“We all struggle to understand why some people who have survived trauma-be it combat, domestic violence, sexual or physical abuse, or the quieter but equally devastating covert traumas of oppression, neglect, isolation or living in extreme fear or stress-exhibit tremendous resilience and lead full, Wholehearted lives, while others become defined by their trauma. They may become perpetrators themselves of the violence they suffered, they struggle with addiction, or they’re unable to escape the feeling that they’re victims in situations where they’re not.”
“After studying shame for six years, I knew that part of the answer was shame resilience-the people with the most resilience intentionally cultivated the four elements that we discussed in earlier chapters. The other part of the answer felt elusive to me until I started my new research interviewing people about Wholeheartedness and vulnerability. Then it made perfect sense. If we’re forced into seeing the world through the Viking-or-Victim lens as a survival mechanism, then it can feel impossible or even deadly to let go of that worldview. How can we expect someone to give up a way of seeing and understanding the world that has physically, cognitively, or emotionally kept them alive? None of us is ever able to part with our survival strategies without significant support and the cultivation of a replacement”- Brene Brown.
Reading this quote, I was immediately reminded of Dally from The Outsiders. “Stupid, Johnny!” he screams, frustrated as he slams his fists against the wheel, “What was he thinking? Running into that church to save some kids? You got to be tough, like me…” The irony, of course, is that as he preaches the gospel of acting “tough,” tears well up in his eyes. Dally exemplifies what scholar and vulnerability expert Dr. Brene Brown would call the Viking mentality as a means of self-protection.
A Greaser-like Johnny and Pony Boy-from the wrong side of the tracks, Dally was born into a world of switchblades and gang violence. But unlike Pony Boy- who cultivates shame resilience in response to his environment by finding refuge in the pretend worlds of movies and books-Dally reacts by fortifying his emotional armor. His emotional vacancy behaves as a survival mechanism as it provides a means of coping with the brutal, senseless violence he witnesses on a daily basis. The ongoing war between Greasers and Socs constantly has him on the defensive, looking over his shoulder, glancing behind his back to check if anyone’s there. And why wouldn’t it? His leather jacket and greasy, unkempt hair always make him a potential target.
In psychoanalytical terms, Dally’s masculine insistence on “being tough” represents a refusal to be vulnerable enough to experience human emotion; it’s a coping strategy. In his vicious, cutthroat maze of allegiances where, at any moment, a trivial argument between a Greaser and a Soc could erupt into a deadly brawl, this defense mechanism has served him well. After all, if he allowed himself to really mourn those he’s lost to either street fights or jail, if he permitted himself to really feel the fear of walking home alone at night, how could he go on?

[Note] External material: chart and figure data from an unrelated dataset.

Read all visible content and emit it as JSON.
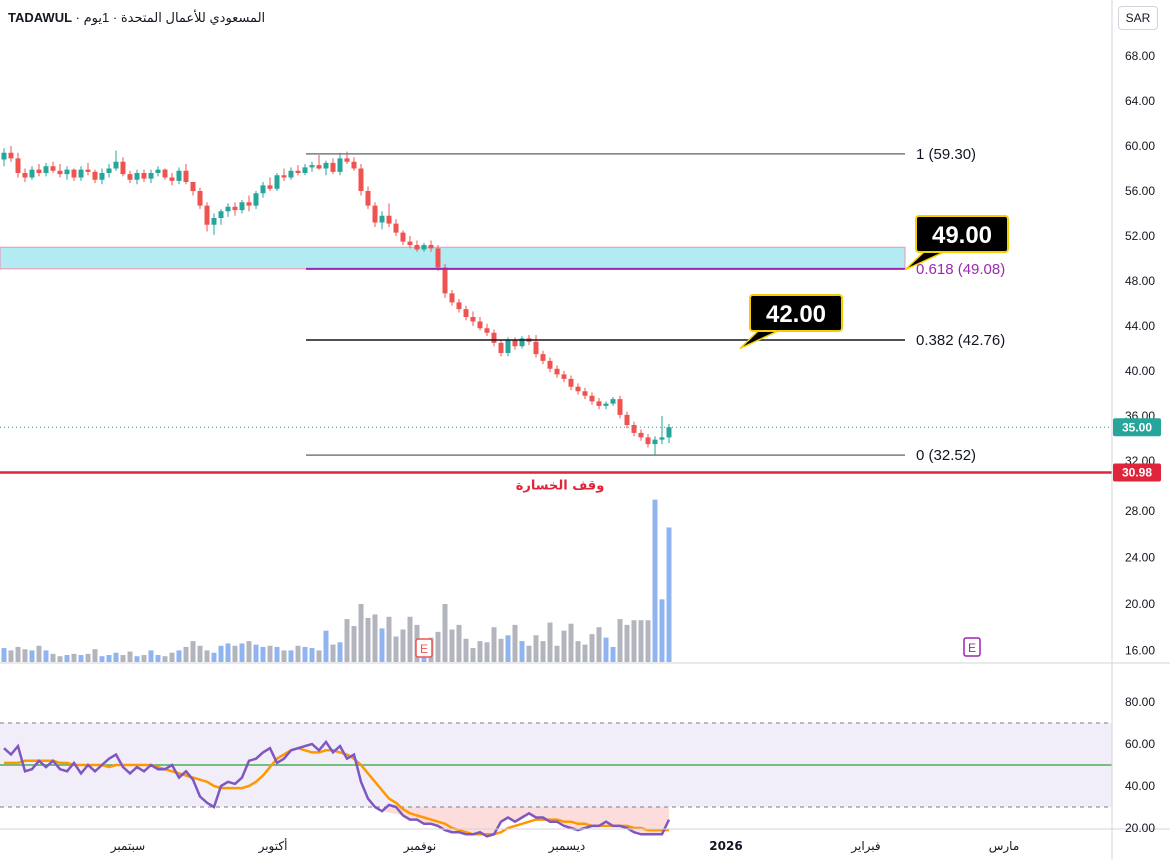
{
  "header": {
    "symbol": "TADAWUL",
    "separator": "·",
    "name": "المسعودي للأعمال المتحدة",
    "interval": "1يوم"
  },
  "currency_button": "SAR",
  "price_axis": {
    "ticks": [
      "68.00",
      "64.00",
      "60.00",
      "56.00",
      "52.00",
      "48.00",
      "44.00",
      "40.00",
      "36.00",
      "32.00",
      "28.00",
      "24.00",
      "20.00",
      "16.00"
    ],
    "current_label": "35.00",
    "stop_label": "30.98"
  },
  "rsi_axis": {
    "ticks": [
      "80.00",
      "60.00",
      "40.00",
      "20.00"
    ]
  },
  "time_axis": {
    "labels": [
      "سبتمبر",
      "أكتوبر",
      "نوفمبر",
      "ديسمبر",
      "2026",
      "فبراير",
      "مارس"
    ]
  },
  "fib_levels": [
    {
      "text": "1 (59.30)",
      "price": 59.3
    },
    {
      "text": "0.618 (49.08)",
      "price": 49.08
    },
    {
      "text": "0.382 (42.76)",
      "price": 42.76
    },
    {
      "text": "0 (32.52)",
      "price": 32.52
    }
  ],
  "callouts": [
    {
      "text": "49.00",
      "price": 49.0
    },
    {
      "text": "42.00",
      "price": 42.0
    }
  ],
  "stop_loss_text": "وقف الخسارة",
  "earnings_marker": "E",
  "colors": {
    "up": "#26a69a",
    "down": "#ef5350",
    "vol_up": "#90b4f0",
    "vol_down": "#b2b5be",
    "fib_purple": "#9c27b0",
    "stop_red": "#e0243a",
    "zone": "#b2ebf2",
    "rsi_line": "#7e57c2",
    "rsi_ma": "#ff9800",
    "rsi_mid": "#4caf50",
    "callout_bg": "#000000",
    "callout_border": "#f5d000"
  },
  "chart_data": {
    "type": "candlestick",
    "price_range": [
      30,
      70
    ],
    "zone": [
      49.08,
      51.0
    ],
    "current_price": 35.0,
    "stop_loss": 30.98,
    "candles": [
      [
        58.8,
        59.8,
        58.2,
        59.4
      ],
      [
        59.4,
        60.0,
        58.6,
        58.9
      ],
      [
        58.9,
        59.4,
        57.2,
        57.6
      ],
      [
        57.6,
        58.0,
        56.8,
        57.2
      ],
      [
        57.2,
        58.2,
        57.0,
        57.9
      ],
      [
        57.9,
        58.4,
        57.3,
        57.6
      ],
      [
        57.6,
        58.5,
        57.3,
        58.2
      ],
      [
        58.2,
        58.6,
        57.6,
        57.8
      ],
      [
        57.8,
        58.4,
        57.2,
        57.5
      ],
      [
        57.5,
        58.2,
        57.0,
        57.9
      ],
      [
        57.9,
        58.0,
        56.9,
        57.2
      ],
      [
        57.2,
        58.2,
        56.9,
        57.9
      ],
      [
        57.9,
        58.5,
        57.4,
        57.7
      ],
      [
        57.7,
        57.9,
        56.7,
        57.0
      ],
      [
        57.0,
        58.0,
        56.6,
        57.6
      ],
      [
        57.6,
        58.4,
        57.2,
        58.0
      ],
      [
        58.0,
        59.6,
        57.8,
        58.6
      ],
      [
        58.6,
        59.0,
        57.3,
        57.5
      ],
      [
        57.5,
        57.8,
        56.7,
        57.0
      ],
      [
        57.0,
        57.9,
        56.6,
        57.6
      ],
      [
        57.6,
        57.9,
        56.8,
        57.1
      ],
      [
        57.1,
        57.9,
        56.7,
        57.6
      ],
      [
        57.6,
        58.2,
        57.3,
        57.9
      ],
      [
        57.9,
        58.0,
        57.0,
        57.2
      ],
      [
        57.2,
        57.6,
        56.5,
        56.9
      ],
      [
        56.9,
        58.1,
        56.6,
        57.8
      ],
      [
        57.8,
        58.4,
        56.6,
        56.8
      ],
      [
        56.8,
        56.8,
        55.6,
        56.0
      ],
      [
        56.0,
        56.3,
        54.4,
        54.7
      ],
      [
        54.7,
        55.0,
        52.4,
        53.0
      ],
      [
        53.0,
        54.0,
        52.1,
        53.6
      ],
      [
        53.6,
        54.4,
        53.0,
        54.2
      ],
      [
        54.2,
        54.9,
        53.7,
        54.6
      ],
      [
        54.6,
        55.0,
        53.8,
        54.3
      ],
      [
        54.3,
        55.2,
        54.0,
        55.0
      ],
      [
        55.0,
        55.6,
        54.2,
        54.7
      ],
      [
        54.7,
        56.0,
        54.4,
        55.8
      ],
      [
        55.8,
        56.8,
        55.4,
        56.5
      ],
      [
        56.5,
        57.2,
        56.0,
        56.2
      ],
      [
        56.2,
        57.6,
        56.0,
        57.4
      ],
      [
        57.4,
        58.0,
        56.9,
        57.2
      ],
      [
        57.2,
        58.1,
        57.0,
        57.8
      ],
      [
        57.8,
        58.3,
        57.4,
        57.6
      ],
      [
        57.6,
        58.4,
        57.4,
        58.1
      ],
      [
        58.1,
        58.6,
        57.7,
        58.3
      ],
      [
        58.3,
        59.2,
        57.9,
        58.0
      ],
      [
        58.0,
        58.7,
        57.4,
        58.5
      ],
      [
        58.5,
        58.9,
        57.5,
        57.7
      ],
      [
        57.7,
        59.4,
        57.4,
        58.9
      ],
      [
        58.9,
        59.5,
        58.4,
        58.6
      ],
      [
        58.6,
        59.0,
        57.8,
        58.0
      ],
      [
        58.0,
        58.4,
        55.6,
        56.0
      ],
      [
        56.0,
        56.4,
        54.4,
        54.7
      ],
      [
        54.7,
        55.0,
        52.8,
        53.2
      ],
      [
        53.2,
        54.2,
        52.6,
        53.8
      ],
      [
        53.8,
        54.9,
        52.8,
        53.1
      ],
      [
        53.1,
        53.5,
        52.0,
        52.3
      ],
      [
        52.3,
        52.5,
        51.2,
        51.5
      ],
      [
        51.5,
        52.0,
        50.9,
        51.2
      ],
      [
        51.2,
        51.6,
        50.6,
        50.8
      ],
      [
        50.8,
        51.4,
        50.6,
        51.2
      ],
      [
        51.2,
        51.6,
        50.6,
        50.9
      ],
      [
        50.9,
        51.2,
        48.9,
        49.2
      ],
      [
        49.2,
        49.5,
        46.5,
        46.9
      ],
      [
        46.9,
        47.2,
        45.8,
        46.1
      ],
      [
        46.1,
        46.4,
        45.2,
        45.5
      ],
      [
        45.5,
        45.8,
        44.5,
        44.8
      ],
      [
        44.8,
        45.3,
        44.0,
        44.4
      ],
      [
        44.4,
        44.8,
        43.6,
        43.8
      ],
      [
        43.8,
        44.2,
        43.1,
        43.4
      ],
      [
        43.4,
        43.7,
        42.2,
        42.5
      ],
      [
        42.5,
        42.8,
        41.3,
        41.6
      ],
      [
        41.6,
        43.0,
        41.3,
        42.8
      ],
      [
        42.8,
        43.0,
        41.9,
        42.2
      ],
      [
        42.2,
        43.1,
        42.0,
        42.9
      ],
      [
        42.9,
        43.2,
        42.3,
        42.6
      ],
      [
        42.6,
        43.2,
        41.2,
        41.5
      ],
      [
        41.5,
        41.8,
        40.6,
        40.9
      ],
      [
        40.9,
        41.2,
        39.9,
        40.2
      ],
      [
        40.2,
        40.5,
        39.4,
        39.7
      ],
      [
        39.7,
        40.0,
        39.0,
        39.3
      ],
      [
        39.3,
        39.6,
        38.3,
        38.6
      ],
      [
        38.6,
        38.9,
        37.9,
        38.2
      ],
      [
        38.2,
        38.5,
        37.5,
        37.8
      ],
      [
        37.8,
        38.1,
        37.0,
        37.3
      ],
      [
        37.3,
        37.6,
        36.6,
        36.9
      ],
      [
        36.9,
        37.3,
        36.6,
        37.1
      ],
      [
        37.1,
        37.7,
        36.9,
        37.5
      ],
      [
        37.5,
        37.8,
        35.8,
        36.1
      ],
      [
        36.1,
        36.4,
        34.9,
        35.2
      ],
      [
        35.2,
        35.5,
        34.2,
        34.5
      ],
      [
        34.5,
        34.8,
        33.8,
        34.1
      ],
      [
        34.1,
        34.4,
        33.2,
        33.5
      ],
      [
        33.5,
        34.2,
        32.5,
        33.9
      ],
      [
        33.9,
        36.0,
        33.5,
        34.1
      ],
      [
        34.1,
        35.3,
        33.6,
        35.0
      ]
    ],
    "volumes": [
      16.2,
      16.0,
      16.3,
      16.1,
      16.0,
      16.4,
      16.0,
      15.7,
      15.5,
      15.6,
      15.7,
      15.6,
      15.7,
      16.1,
      15.5,
      15.6,
      15.8,
      15.6,
      15.9,
      15.5,
      15.6,
      16.0,
      15.6,
      15.5,
      15.8,
      16.0,
      16.3,
      16.8,
      16.4,
      16.0,
      15.8,
      16.4,
      16.6,
      16.4,
      16.6,
      16.8,
      16.5,
      16.3,
      16.4,
      16.3,
      16.0,
      16.0,
      16.4,
      16.3,
      16.2,
      16.0,
      17.7,
      16.5,
      16.7,
      18.7,
      18.1,
      20.0,
      18.8,
      19.1,
      17.9,
      18.9,
      17.2,
      17.8,
      18.9,
      18.2,
      16.3,
      17.1,
      17.6,
      20.0,
      17.8,
      18.2,
      17.0,
      16.2,
      16.8,
      16.7,
      18.0,
      17.0,
      17.3,
      18.2,
      16.8,
      16.4,
      17.3,
      16.8,
      18.4,
      16.4,
      17.7,
      18.3,
      16.8,
      16.5,
      17.4,
      18.0,
      17.1,
      16.3,
      18.7,
      18.2,
      18.6,
      18.6,
      18.6,
      29.0,
      20.4,
      26.6
    ],
    "rsi": [
      58,
      55,
      59,
      47,
      48,
      52,
      49,
      52,
      48,
      47,
      51,
      46,
      50,
      47,
      50,
      53,
      55,
      49,
      46,
      49,
      47,
      50,
      48,
      48,
      50,
      44,
      47,
      43,
      35,
      32,
      30,
      40,
      42,
      41,
      44,
      52,
      53,
      56,
      58,
      51,
      53,
      57,
      58,
      59,
      60,
      57,
      61,
      56,
      59,
      53,
      55,
      42,
      34,
      30,
      28,
      31,
      30,
      26,
      24,
      24,
      22,
      22,
      21,
      19,
      18,
      18,
      17,
      17,
      18,
      16,
      17,
      23,
      25,
      23,
      25,
      27,
      25,
      25,
      23,
      23,
      21,
      20,
      19,
      20,
      21,
      21,
      23,
      21,
      21,
      20,
      18,
      17,
      17,
      17,
      17,
      24
    ],
    "rsi_ma": [
      51,
      51,
      51,
      52,
      52,
      52,
      52,
      52,
      51,
      51,
      50,
      50,
      50,
      50,
      50,
      49,
      50,
      50,
      50,
      50,
      50,
      50,
      49,
      48,
      47,
      46,
      45,
      44,
      43,
      42,
      40,
      39,
      39,
      39,
      39,
      40,
      42,
      45,
      49,
      53,
      55,
      57,
      58,
      57,
      56,
      56,
      57,
      57,
      56,
      55,
      53,
      50,
      46,
      42,
      38,
      34,
      32,
      29,
      27,
      26,
      25,
      24,
      23,
      22,
      20,
      19,
      18,
      17,
      17,
      17,
      17,
      18,
      20,
      21,
      22,
      23,
      24,
      24,
      24,
      24,
      23,
      23,
      22,
      22,
      21,
      21,
      21,
      21,
      21,
      21,
      20,
      20,
      19,
      19,
      19,
      19
    ],
    "rsi_levels": {
      "upper": 70,
      "middle": 50,
      "lower": 30
    },
    "rsi_range": [
      12,
      88
    ]
  }
}
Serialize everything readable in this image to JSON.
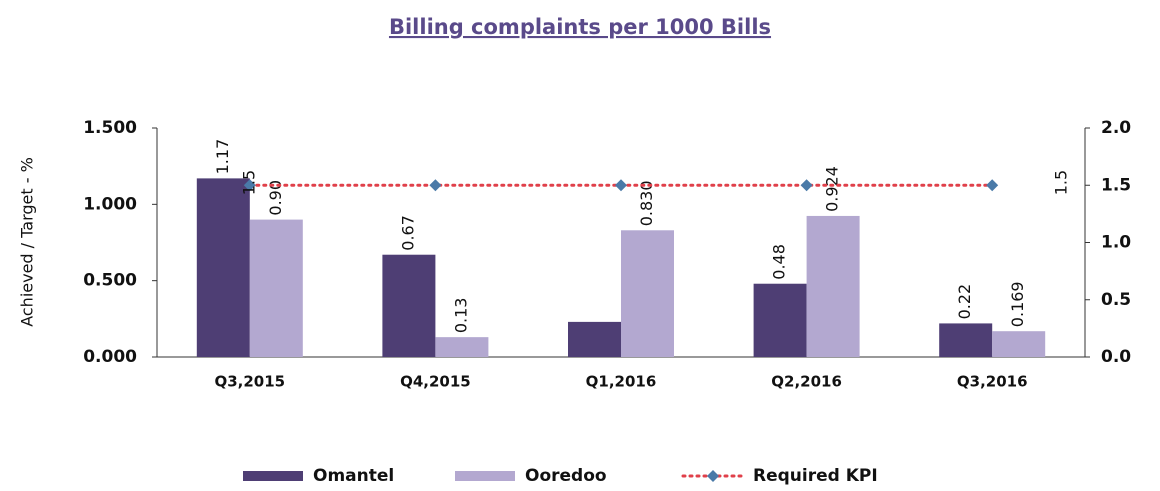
{
  "chart_data": {
    "type": "bar",
    "title": "Billing complaints per 1000 Bills",
    "y_label": "Achieved / Target - %",
    "categories": [
      "Q3,2015",
      "Q4,2015",
      "Q1,2016",
      "Q2,2016",
      "Q3,2016"
    ],
    "series": [
      {
        "name": "Omantel",
        "color": "#4e3e74",
        "type": "bar",
        "values": [
          1.17,
          0.67,
          0.23,
          0.48,
          0.22
        ],
        "value_labels": [
          "1.17",
          "0.67",
          null,
          "0.48",
          "0.22"
        ]
      },
      {
        "name": "Ooredoo",
        "color": "#b3a8d0",
        "type": "bar",
        "values": [
          0.9,
          0.13,
          0.83,
          0.924,
          0.169
        ],
        "value_labels": [
          "0.90",
          "0.13",
          "0.830",
          "0.924",
          "0.169"
        ]
      },
      {
        "name": "Required KPI",
        "color": "#e0404a",
        "marker_color": "#4a7aa8",
        "type": "line",
        "axis": "y2",
        "values": [
          1.5,
          1.5,
          1.5,
          1.5,
          1.5
        ],
        "value_labels": [
          "1.5",
          null,
          null,
          null,
          "1.5"
        ]
      }
    ],
    "ylim": [
      0,
      1.5
    ],
    "yticks": [
      {
        "value": 0,
        "label": "0.000"
      },
      {
        "value": 0.5,
        "label": "0.500"
      },
      {
        "value": 1,
        "label": "1.000"
      },
      {
        "value": 1.5,
        "label": "1.500"
      }
    ],
    "y2lim": [
      0,
      2
    ],
    "y2ticks": [
      {
        "value": 0,
        "label": "0.0"
      },
      {
        "value": 0.5,
        "label": "0.5"
      },
      {
        "value": 1,
        "label": "1.0"
      },
      {
        "value": 1.5,
        "label": "1.5"
      },
      {
        "value": 2,
        "label": "2.0"
      }
    ],
    "grid": false,
    "legend": "bottom"
  }
}
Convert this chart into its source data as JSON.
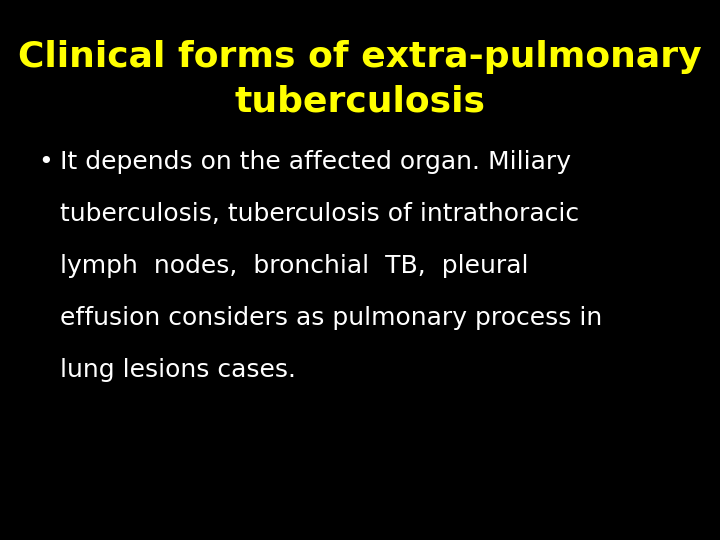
{
  "title_line1": "Clinical forms of extra-pulmonary",
  "title_line2": "tuberculosis",
  "title_color": "#ffff00",
  "title_fontsize": 26,
  "body_text_lines": [
    "It depends on the affected organ. Miliary",
    "tuberculosis, tuberculosis of intrathoracic",
    "lymph  nodes,  bronchial  TB,  pleural",
    "effusion considers as pulmonary process in",
    "lung lesions cases."
  ],
  "body_color": "#ffffff",
  "body_fontsize": 18,
  "bullet": "•",
  "background_color": "#000000",
  "fig_width": 7.2,
  "fig_height": 5.4,
  "dpi": 100
}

Dally’s philosophy on “being tough” may prevent these traumatic experiences from penetrating his emotional armor, but his insensitivity is a double-edged sword. Because he shuts out painful experiences like parental abuse and neglect, Dally must also deny himself acquaintance with more exulted emotions like human love, connection, and the simple pleasure of a sunset.
“Tough” may be synonymous with “resilient” in the dictionary; however, it is exactly Dally’s toughness that impedes his ability to cope with Johnny’s death and eventually leads to his demise. Had Dally the vulnerability tools to handle something as devastating as a friend’s death, he may not have channeled his rage into as illicit and hostile activities as robbing a liquor store. Before even pulling out a gun on the cashier, his behavior is rude and confrontational: while browsing through magazines, he slams his hand against the stand and-when the cashier with glasses asks if he wants to buy anything- he starts pulling pages out of Sports Illustrated one by one.
Why is it that certain people react to tragedy with sadness and others with anger? For Dally, to truly feel the enormous loss of Johnny would be intolerable. Sadness would make him feel weak. Anger, however, makes him feel strong; it gives him a sense of control.
Like anger, violence empowers Dally by allowing him to enact his will upon other people. If he can shove his fury at someone else, he thinks, then he’ll feel better. That’s how he’s been raised. Abused? Abuse. Fight? Fight back. For men like Dally who’ve been taught violence as a means of releasing emotion, anger is far more manageable than grief. You can fight a gang of Socs who corner you in a dark alley but you can’t defeat difficult emotions like those of losing someone. Dally’s homicidal rage and consequential death at the end of the film only prove what Brene Brown found in her six year study of vulnerability: vulnerability is necessary to joy, love and belonging while its opposite-invulnerability-is an ineffective means of coping with loss.